The number one reason federal employees fail in a critical job duty—and therefore leave themselves open to being disciplined on performance grounds—is simple disinterest in making the effort to succeed, federal supervisors said in a survey conducted by the MSPB.
An employee “not interested in doing the necessary work to succeed” was cited as a cause to some extent or to a great extent by 74 percent of supervisors in a 2016 survey who had had a subordinate who failed what in performance evaluation terms is called a “critical element” of the job. Second most common, cited by 59 percent, was that the employee was not suited for that particular type of job.
Both of those factors “can often be a result of poor selection choices for the position,” said a white paper that reflected some observations of a recent MSPB newsletter article. It said that in the survey, of employees who agreed that their job made good use of their abilities, 84 percent said that they were inspired to do their best work; in contrast, of those who disagreed about the use of their abilities, only 24 percent said they were inspired to do their best work.

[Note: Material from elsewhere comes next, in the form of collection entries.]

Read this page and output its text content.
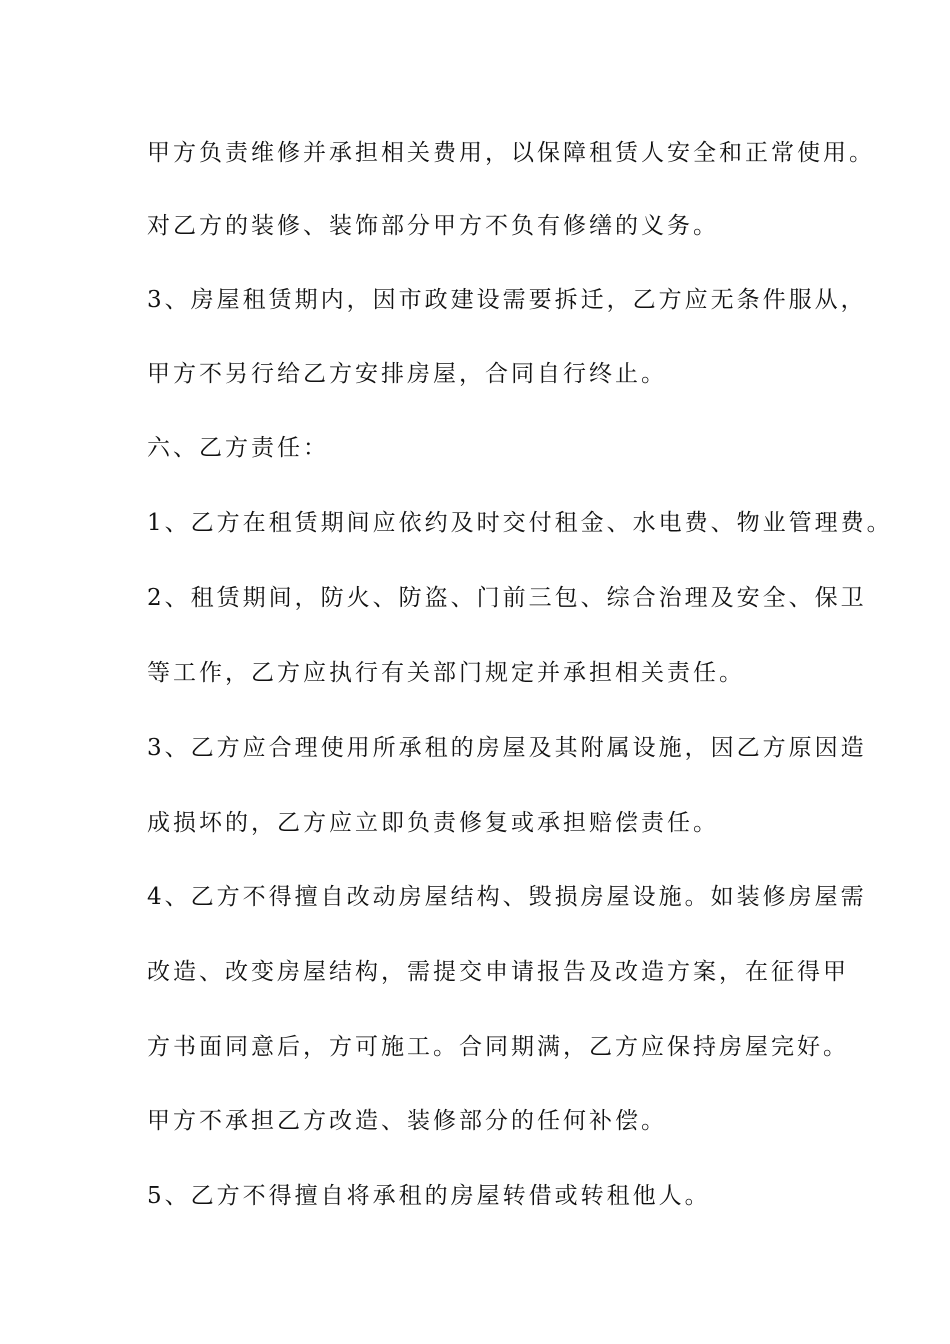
甲方负责维修并承担相关费用，以保障租赁人安全和正常使用。
对乙方的装修、装饰部分甲方不负有修缮的义务。
3、房屋租赁期内，因市政建设需要拆迁，乙方应无条件服从，
甲方不另行给乙方安排房屋，合同自行终止。
六、乙方责任：
1、乙方在租赁期间应依约及时交付租金、水电费、物业管理费。
2、租赁期间，防火、防盗、门前三包、综合治理及安全、保卫
等工作，乙方应执行有关部门规定并承担相关责任。
3、乙方应合理使用所承租的房屋及其附属设施，因乙方原因造
成损坏的，乙方应立即负责修复或承担赔偿责任。
4、乙方不得擅自改动房屋结构、毁损房屋设施。如装修房屋需
改造、改变房屋结构，需提交申请报告及改造方案，在征得甲
方书面同意后，方可施工。合同期满，乙方应保持房屋完好。
甲方不承担乙方改造、装修部分的任何补偿。
5、乙方不得擅自将承租的房屋转借或转租他人。
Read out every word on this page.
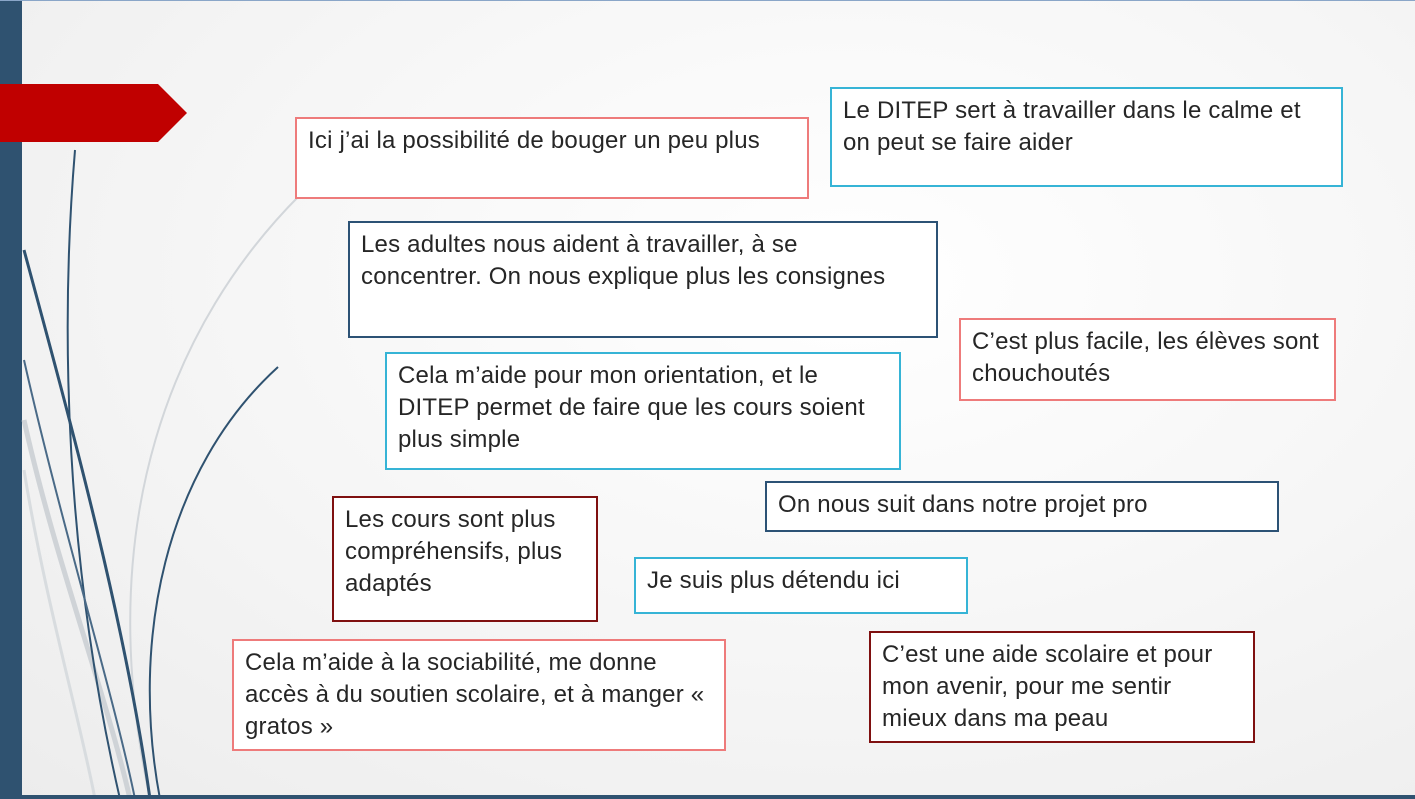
Ici j’ai la possibilité de bouger un peu plus
Le DITEP sert à travailler dans le calme et on peut se faire aider
Les adultes nous aident à travailler, à se concentrer. On nous explique plus les consignes
C’est plus facile, les élèves sont chouchoutés
Cela m’aide pour mon orientation, et le DITEP permet de faire que les cours soient plus simple
On nous suit dans notre projet pro
Les cours sont plus compréhensifs, plus adaptés	Je suis plus détendu ici
Cela m’aide à la sociabilité, me donne accès à du soutien scolaire, et à manger « gratos »
C’est une aide scolaire et pour mon avenir, pour me sentir mieux dans ma peau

Agencies can help both employees and themselves, it said, by making clear in the hiring process the personal characteristics the job requires—such as whether they enjoy working with the public.
Following those two, the most common reasons for failing in an important element of the job were that the employee was distracted by personal matters and that the employee engaged in misconduct, such as being AWOL or being abusive toward coworkers or customers.
The least commonly cited reasons for failure among the possibilities listed on the survey were that the employee lacked the needed resources or tools, that the employee was the target of an intrapersonal work conflict, or that the employee was given more work than he or she could handle.